Milio Mariño / Artículo de Opinión / Diario La Nueva España

lunes, 23 de julio de 2018

Cintas de audio, la canción del verano

Milio Mariño

La canción de este verano es que Juan Carlos I, el Rey emérito, vuelve a ser noticia por el demerito que le atribuye una falsa princesa que decían era su amiga y actúa como una amante despechada que hubiera perdido el favor del abuelo. Ahí están las cintas de audio en las que la supuesta víctima confiesa, en una suite del hotel Connaught de Londres, a 2000 euros la noche, que se ha sentido engañada, utilizada e incluso en peligro de muerte porque su amigo entrañable, cuando tuvo que decidir si seguía, o no, con ella, dijo que lo sentía pero que la sangre tiraba más que dos carretas. Todo un drama, grabado en estéreo, que ahora sale a la luz sin que nadie sepa las intenciones de los que dan el cante, que son varios y de muy distinto pelaje. Digo nadie refiriéndome a la inmensa mayoría de los españoles porque estoy seguro de que alguien lo sabe y está riéndose, por lo bajo, ante el general desconcierto que han provocado las grabaciones.

Lo que me gustaría saber, y seguro que también a ustedes, es quién está detrás de todo esto y qué es lo que, realmente, pretende. Me gustaría saberlo porque no creo que la información revelada sea producto de un arrebato de sinceridad democrática ni, mucho menos, una deferencia hacia el pueblo llano, como merecedor de saber la verdad.
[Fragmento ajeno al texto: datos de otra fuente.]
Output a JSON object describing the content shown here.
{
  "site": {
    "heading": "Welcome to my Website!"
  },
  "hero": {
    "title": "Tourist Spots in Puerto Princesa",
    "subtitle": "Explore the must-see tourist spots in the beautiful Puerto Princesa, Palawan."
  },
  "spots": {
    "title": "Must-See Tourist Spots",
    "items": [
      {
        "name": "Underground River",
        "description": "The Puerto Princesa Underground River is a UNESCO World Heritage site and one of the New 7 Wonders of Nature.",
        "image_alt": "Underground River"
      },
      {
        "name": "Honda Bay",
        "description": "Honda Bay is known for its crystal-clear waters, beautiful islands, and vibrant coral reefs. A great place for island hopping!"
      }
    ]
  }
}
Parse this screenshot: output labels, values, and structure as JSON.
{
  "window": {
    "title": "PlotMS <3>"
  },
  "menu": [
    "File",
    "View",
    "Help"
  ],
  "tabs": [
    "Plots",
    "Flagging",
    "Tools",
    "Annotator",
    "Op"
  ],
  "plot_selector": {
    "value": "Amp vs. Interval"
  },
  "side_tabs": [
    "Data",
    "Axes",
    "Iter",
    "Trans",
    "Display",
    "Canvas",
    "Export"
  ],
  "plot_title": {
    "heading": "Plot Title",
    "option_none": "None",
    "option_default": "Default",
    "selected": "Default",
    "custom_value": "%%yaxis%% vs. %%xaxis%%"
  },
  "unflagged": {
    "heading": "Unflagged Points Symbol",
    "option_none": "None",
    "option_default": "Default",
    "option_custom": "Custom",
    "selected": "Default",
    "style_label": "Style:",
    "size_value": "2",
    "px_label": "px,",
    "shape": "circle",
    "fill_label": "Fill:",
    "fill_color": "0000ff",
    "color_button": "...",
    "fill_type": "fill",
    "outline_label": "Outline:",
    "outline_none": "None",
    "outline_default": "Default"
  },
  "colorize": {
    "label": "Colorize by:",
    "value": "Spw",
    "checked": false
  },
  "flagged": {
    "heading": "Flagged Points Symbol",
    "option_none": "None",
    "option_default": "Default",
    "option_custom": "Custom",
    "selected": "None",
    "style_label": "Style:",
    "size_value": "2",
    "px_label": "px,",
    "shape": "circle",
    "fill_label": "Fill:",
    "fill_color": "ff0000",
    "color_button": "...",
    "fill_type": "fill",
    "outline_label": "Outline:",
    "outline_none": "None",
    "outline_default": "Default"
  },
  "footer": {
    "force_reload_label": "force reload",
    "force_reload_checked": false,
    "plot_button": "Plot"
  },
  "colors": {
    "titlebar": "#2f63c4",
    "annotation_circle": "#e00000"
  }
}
Más bien parece que quien tiene la llave del armario, en el que se guardan las tropelías, los actos vergonzosos y las indecencias de la gente importante, dijo ahora lo abro y os vais a enterar de lo que vale un peine.

Eso parece. Pero, llegados a este punto, nos encontramos con otra incógnita que también tiene su misterio. De nada hubiera servido que el dueño de ese armario, donde se guardan las indecencias, pusiera un lote a la venta ni no tuviera quien lo comprara. Si ciertos medios, en vez de prestarse al juego, hubieran respondido como en aquella escena romántica en la que Zeppo, el más serio de los hermanos Marx, grita entre bastidores: "¡Ha llegado el basurero!"… Y Groucho, sin inmutarse, le responde: "Dile que hoy no queremos".

Lo de prestarse al juego conviene tenerlo en cuenta porque el contenido de las cintas no lo conocemos por el audaz trabajo de un periodista de investigación sino por una filtración interesada cuyo objetivo desconocemos aunque todo apunta a que se trata de poner en un brete al Gobierno, provocando una crisis en un contexto político, difícil y delicado, como el que atraviesa España.

La música de esas cintas, que se han convertido en la canción del verano, suena a chantaje. No sabemos el precio que pusieron al silencio pero, por lo visto, nadie se avino a pagarlo. La prueba es que sacaron las cintas del armario y ahí las tenemos. Tenemos un problema cuya solución se antoja difícil y complicada. Ocultarlas, hacer como que las cintas se refieren a un pasado remoto que no nos afecta, sería insensato. Pero es que tomarlas en serio, considerar como prueba lo que han sacado a la luz para vengarse, o por despecho, supone reconocer el poder de las cloacas, hasta el punto de que pueden poner en peligro una institución como la monarquía. Así es que la cosa está chunga. Tiren por donde tiren, tenemos lio a la vista.